Ethical Issues related to “The End of Employment as we knew it”
January 27, 2003

Premise of lecture; “these changes are altering our personal lives.” (Reich, page 94 in kit)

Overview of lecture:

1. complete Mosco’s overview: focus on deskilling and electronic monitoring
2. 2. Reich’s overview: changes to our assumptions about work

1. More on deskilling: Menzies’ view (kit, p. 78, “It’s asset stripping applied to the social environment at large.”

“ If degradation of skilled work is one way in which networked economics facilitate increased control and power over workers [i.e., deskilling], the enhanced monitoring capacity afforded by these technologies is another.” (Barney, Prometheus Wired, p. 155)

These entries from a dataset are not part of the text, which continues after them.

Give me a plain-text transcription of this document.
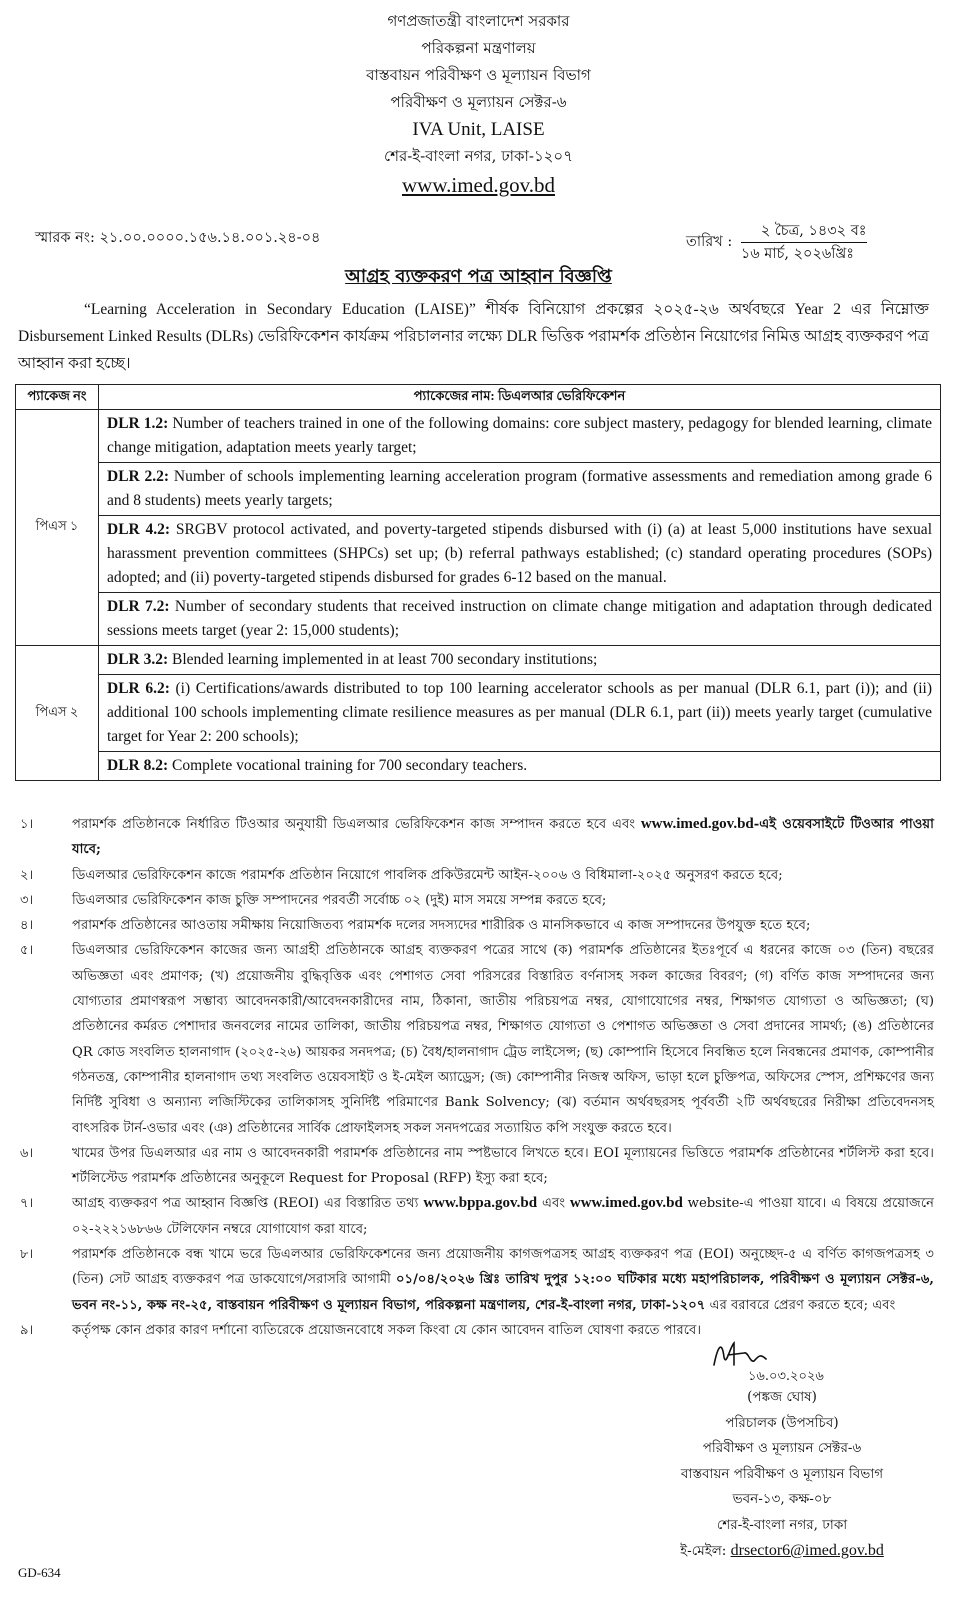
গণপ্রজাতন্ত্রী বাংলাদেশ সরকার
পরিকল্পনা মন্ত্রণালয়
বাস্তবায়ন পরিবীক্ষণ ও মূল্যায়ন বিভাগ
পরিবীক্ষণ ও মূল্যায়ন সেক্টর-৬
IVA Unit, LAISE
শের-ই-বাংলা নগর, ঢাকা-১২০৭
www.imed.gov.bd
স্মারক নং: ২১.০০.০০০০.১৫৬.১৪.০০১.২৪-০৪	তারিখ :
২ চৈত্র, ১৪৩২ বঃ
১৬ মার্চ, ২০২৬খ্রিঃ
আগ্রহ ব্যক্তকরণ পত্র আহ্বান বিজ্ঞপ্তি
“Learning Acceleration in Secondary Education (LAISE)” শীর্ষক বিনিয়োগ প্রকল্পের ২০২৫-২৬ অর্থবছরে Year 2 এর নিম্নোক্ত Disbursement Linked Results (DLRs) ভেরিফিকেশন কার্যক্রম পরিচালনার লক্ষ্যে DLR ভিত্তিক পরামর্শক প্রতিষ্ঠান নিয়োগের নিমিত্ত আগ্রহ ব্যক্তকরণ পত্র আহ্বান করা হচ্ছে।
প্যাকেজ নং	প্যাকেজের নাম: ডিএলআর ভেরিফিকেশন
পিএস ১	DLR 1.2: Number of teachers trained in one of the following domains: core subject mastery, pedagogy for blended learning, climate change mitigation, adaptation meets yearly target;
	DLR 2.2: Number of schools implementing learning acceleration program (formative assessments and remediation among grade 6 and 8 students) meets yearly targets;
	DLR 4.2: SRGBV protocol activated, and poverty-targeted stipends disbursed with (i) (a) at least 5,000 institutions have sexual harassment prevention committees (SHPCs) set up; (b) referral pathways established; (c) standard operating procedures (SOPs) adopted; and (ii) poverty-targeted stipends disbursed for grades 6-12 based on the manual.
	DLR 7.2: Number of secondary students that received instruction on climate change mitigation and adaptation through dedicated sessions meets target (year 2: 15,000 students);
পিএস ২	DLR 3.2: Blended learning implemented in at least 700 secondary institutions;
	DLR 6.2: (i) Certifications/awards distributed to top 100 learning accelerator schools as per manual (DLR 6.1, part (i)); and (ii) additional 100 schools implementing climate resilience measures as per manual (DLR 6.1, part (ii)) meets yearly target (cumulative target for Year 2: 200 schools);
	DLR 8.2: Complete vocational training for 700 secondary teachers.
১।	পরামর্শক প্রতিষ্ঠানকে নির্ধারিত টিওআর অনুযায়ী ডিএলআর ভেরিফিকেশন কাজ সম্পাদন করতে হবে এবং www.imed.gov.bd-এই ওয়েবসাইটে টিওআর পাওয়া যাবে;
২।	ডিএলআর ভেরিফিকেশন কাজে পরামর্শক প্রতিষ্ঠান নিয়োগে পাবলিক প্রকিউরমেন্ট আইন-২০০৬ ও বিধিমালা-২০২৫ অনুসরণ করতে হবে;
৩।	ডিএলআর ভেরিফিকেশন কাজ চুক্তি সম্পাদনের পরবর্তী সর্বোচ্চ ০২ (দুই) মাস সময়ে সম্পন্ন করতে হবে;
৪।	পরামর্শক প্রতিষ্ঠানের আওতায় সমীক্ষায় নিয়োজিতব্য পরামর্শক দলের সদস্যদের শারীরিক ও মানসিকভাবে এ কাজ সম্পাদনের উপযুক্ত হতে হবে;
৫।	ডিএলআর ভেরিফিকেশন কাজের জন্য আগ্রহী প্রতিষ্ঠানকে আগ্রহ ব্যক্তকরণ পত্রের সাথে (ক) পরামর্শক প্রতিষ্ঠানের ইতঃপূর্বে এ ধরনের কাজে ০৩ (তিন) বছরের অভিজ্ঞতা এবং প্রমাণক; (খ) প্রয়োজনীয় বুদ্ধিবৃত্তিক এবং পেশাগত সেবা পরিসরের বিস্তারিত বর্ণনাসহ সকল কাজের বিবরণ; (গ) বর্ণিত কাজ সম্পাদনের জন্য যোগ্যতার প্রমাণস্বরূপ সম্ভাব্য আবেদনকারী/আবেদনকারীদের নাম, ঠিকানা, জাতীয় পরিচয়পত্র নম্বর, যোগাযোগের নম্বর, শিক্ষাগত যোগ্যতা ও অভিজ্ঞতা; (ঘ) প্রতিষ্ঠানের কর্মরত পেশাদার জনবলের নামের তালিকা, জাতীয় পরিচয়পত্র নম্বর, শিক্ষাগত যোগ্যতা ও পেশাগত অভিজ্ঞতা ও সেবা প্রদানের সামর্থ্য; (ঙ) প্রতিষ্ঠানের QR কোড সংবলিত হালনাগাদ (২০২৫-২৬) আয়কর সনদপত্র; (চ) বৈধ/হালনাগাদ ট্রেড লাইসেন্স; (ছ) কোম্পানি হিসেবে নিবন্ধিত হলে নিবন্ধনের প্রমাণক, কোম্পানীর গঠনতন্ত্র, কোম্পানীর হালনাগাদ তথ্য সংবলিত ওয়েবসাইট ও ই-মেইল অ্যাড্রেস; (জ) কোম্পানীর নিজস্ব অফিস, ভাড়া হলে চুক্তিপত্র, অফিসের স্পেস, প্রশিক্ষণের জন্য নির্দিষ্ট সুবিধা ও অন্যান্য লজিস্টিকের তালিকাসহ সুনির্দিষ্ট পরিমাণের Bank Solvency; (ঝ) বর্তমান অর্থবছরসহ পূর্ববর্তী ২টি অর্থবছরের নিরীক্ষা প্রতিবেদনসহ বাৎসরিক টার্ন-ওভার এবং (ঞ) প্রতিষ্ঠানের সার্বিক প্রোফাইলসহ সকল সনদপত্রের সত্যায়িত কপি সংযুক্ত করতে হবে।
৬।	খামের উপর ডিএলআর এর নাম ও আবেদনকারী পরামর্শক প্রতিষ্ঠানের নাম স্পষ্টভাবে লিখতে হবে। EOI মূল্যায়নের ভিত্তিতে পরামর্শক প্রতিষ্ঠানের শর্টলিস্ট করা হবে। শর্টলিস্টেড পরামর্শক প্রতিষ্ঠানের অনুকূলে Request for Proposal (RFP) ইস্যু করা হবে;
৭।	আগ্রহ ব্যক্তকরণ পত্র আহ্বান বিজ্ঞপ্তি (REOI) এর বিস্তারিত তথ্য www.bppa.gov.bd এবং www.imed.gov.bd website-এ পাওয়া যাবে। এ বিষয়ে প্রয়োজনে ০২-২২২১৬৮৬৬ টেলিফোন নম্বরে যোগাযোগ করা যাবে;
৮।	পরামর্শক প্রতিষ্ঠানকে বন্ধ খামে ভরে ডিএলআর ভেরিফিকেশনের জন্য প্রয়োজনীয় কাগজপত্রসহ আগ্রহ ব্যক্তকরণ পত্র (EOI) অনুচ্ছেদ-৫ এ বর্ণিত কাগজপত্রসহ ৩ (তিন) সেট আগ্রহ ব্যক্তকরণ পত্র ডাকযোগে/সরাসরি আগামী ০১/০৪/২০২৬ খ্রিঃ তারিখ দুপুর ১২:০০ ঘটিকার মধ্যে মহাপরিচালক, পরিবীক্ষণ ও মূল্যায়ন সেক্টর-৬, ভবন নং-১১, কক্ষ নং-২৫, বাস্তবায়ন পরিবীক্ষণ ও মূল্যায়ন বিভাগ, পরিকল্পনা মন্ত্রণালয়, শের-ই-বাংলা নগর, ঢাকা-১২০৭ এর বরাবরে প্রেরণ করতে হবে; এবং
৯।	কর্তৃপক্ষ কোন প্রকার কারণ দর্শানো ব্যতিরেকে প্রয়োজনবোধে সকল কিংবা যে কোন আবেদন বাতিল ঘোষণা করতে পারবে।
১৬.০৩.২০২৬
(পঙ্কজ ঘোষ)
পরিচালক (উপসচিব)
পরিবীক্ষণ ও মূল্যায়ন সেক্টর-৬
বাস্তবায়ন পরিবীক্ষণ ও মূল্যায়ন বিভাগ
ভবন-১৩, কক্ষ-০৮
শের-ই-বাংলা নগর, ঢাকা
ই-মেইল: drsector6@imed.gov.bd
GD-634
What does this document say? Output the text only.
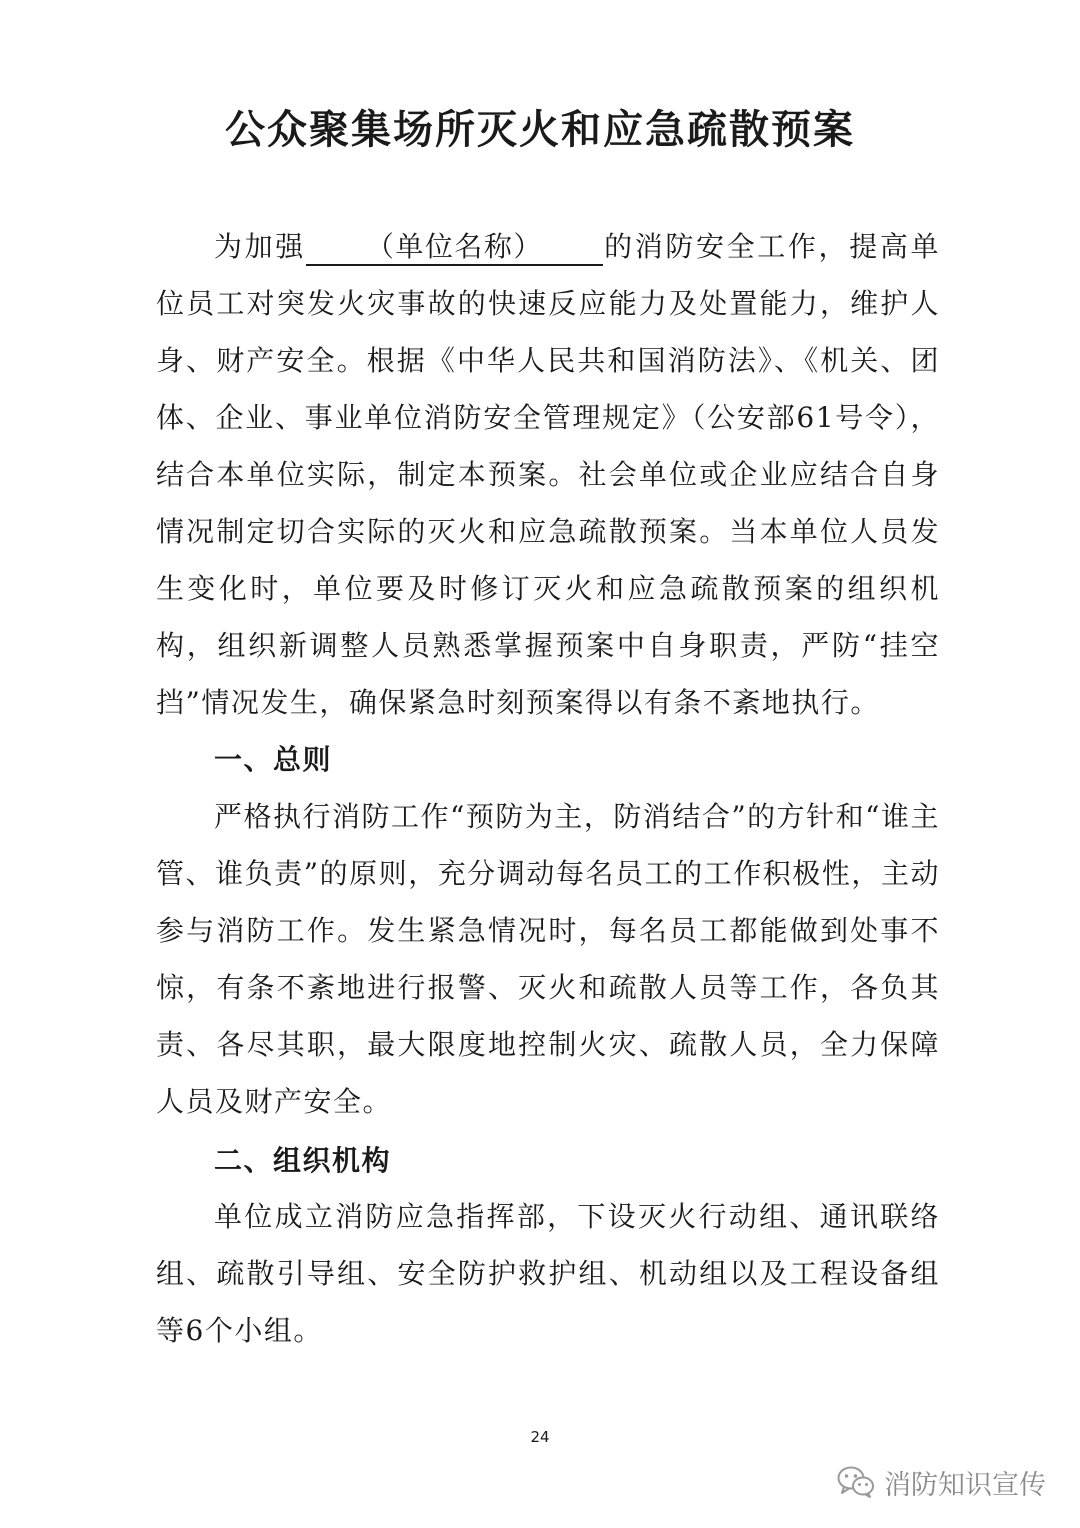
公众聚集场所灭火和应急疏散预案

为加强 （单位名称） 的消防安全工作，提高单位员工对突发火灾事故的快速反应能力及处置能力，维护人身、财产安全。根据《中华人民共和国消防法》、《机关、团体、企业、事业单位消防安全管理规定》（公安部61号令），结合本单位实际，制定本预案。社会单位或企业应结合自身情况制定切合实际的灭火和应急疏散预案。当本单位人员发生变化时，单位要及时修订灭火和应急疏散预案的组织机构，组织新调整人员熟悉掌握预案中自身职责，严防“挂空挡”情况发生，确保紧急时刻预案得以有条不紊地执行。

一、总则

严格执行消防工作“预防为主，防消结合”的方针和“谁主管、谁负责”的原则，充分调动每名员工的工作积极性，主动参与消防工作。发生紧急情况时，每名员工都能做到处事不惊，有条不紊地进行报警、灭火和疏散人员等工作，各负其责、各尽其职，最大限度地控制火灾、疏散人员，全力保障人员及财产安全。

二、组织机构

单位成立消防应急指挥部，下设灭火行动组、通讯联络组、疏散引导组、安全防护救护组、机动组以及工程设备组等6个小组。

24
消防知识宣传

kinds of electronic workplace surveillance:

1. performance monitoring (bulk of work is in digital form which when saved can be measurable in quantitative terms. (e.g., counting of keystrokes)…surveillance constant and relentless.
2. behaviour monitoring (e.g, monitor e-mail and Internet use, listen in periodically on conservations),

Ethical Issue: is this deskilling and surveillance “right”? what is the result of monitoring? Possibly feeling degraded, felling stressed, increased vulnerability to repetitive strain injuries…
OR do we just take this as part of our taken-for-granted lives? (the hegemonic control of our values??)

3. Reich’s Overview of 3 periods in American labour history:

Pre-employment (pre 1850’s)

- few had a fixed wage, people worked as family units (or slaves). Little differentiation between home and work (still true for most workers in the world); paid for tasks done
- in U.S. people’s independence valued (e.g., Abraham Lincoln as role model—didn’t want to work for someone.

Employment (1850’s-1990’s)

- Unions protected workers’ wages and working conditions (1/3 in unions)
- stability in rest of work force.

Implicit rules of employment (the taken-for-granted assumptions):

1. steady work with predictably rising pay.
2. limited effort (paid for time put in); efficiency prized--theories of Taylorism
women raised children + did volunteer work
3. wage compression, and the expansion of the middle class (in 1950’s 1/2 of American “middle-class)

Post-employment (1990’s-21c)

1. end of steady work (only 10% in unions); earnings unpredictable; multiple jobs; reliance on contract faculty (e.g, universities)
2. necessity of continuous effort (pay based on your market value)
3. widening disparities between wages in firms: “incomes at op have grown twice as fast as those in the middle.” (kit p. 92)

ideals of “personal responsibility and freedom of contract” similar to pre-employment period. (image of frontiersman” a powerful post-employment cyberspace image0

BUT significant differences;
Pre-employment; sellers sold in local markets and could set their prices + relied on communities for help in need (early social assistance)
Postemployment: buyers go global, and communities are not there for help in time of need….

Outcome: great for buyers, not so good for sellers (who have to cut costs and add new value)….
As Reich says, “we’re not just consumers..” (p. 94)
If “sellers” (other workers) are squeezed out, they aren’t able to “buy.”

Menzies’ critique—don’t accept the hegemonic power of this kind of work; concentrate on real people in real places. We understand ideology when we can put a face to it: stories move us out to real issues…in her article she ends with the personal narrative of the women who works for Pizza Pizza.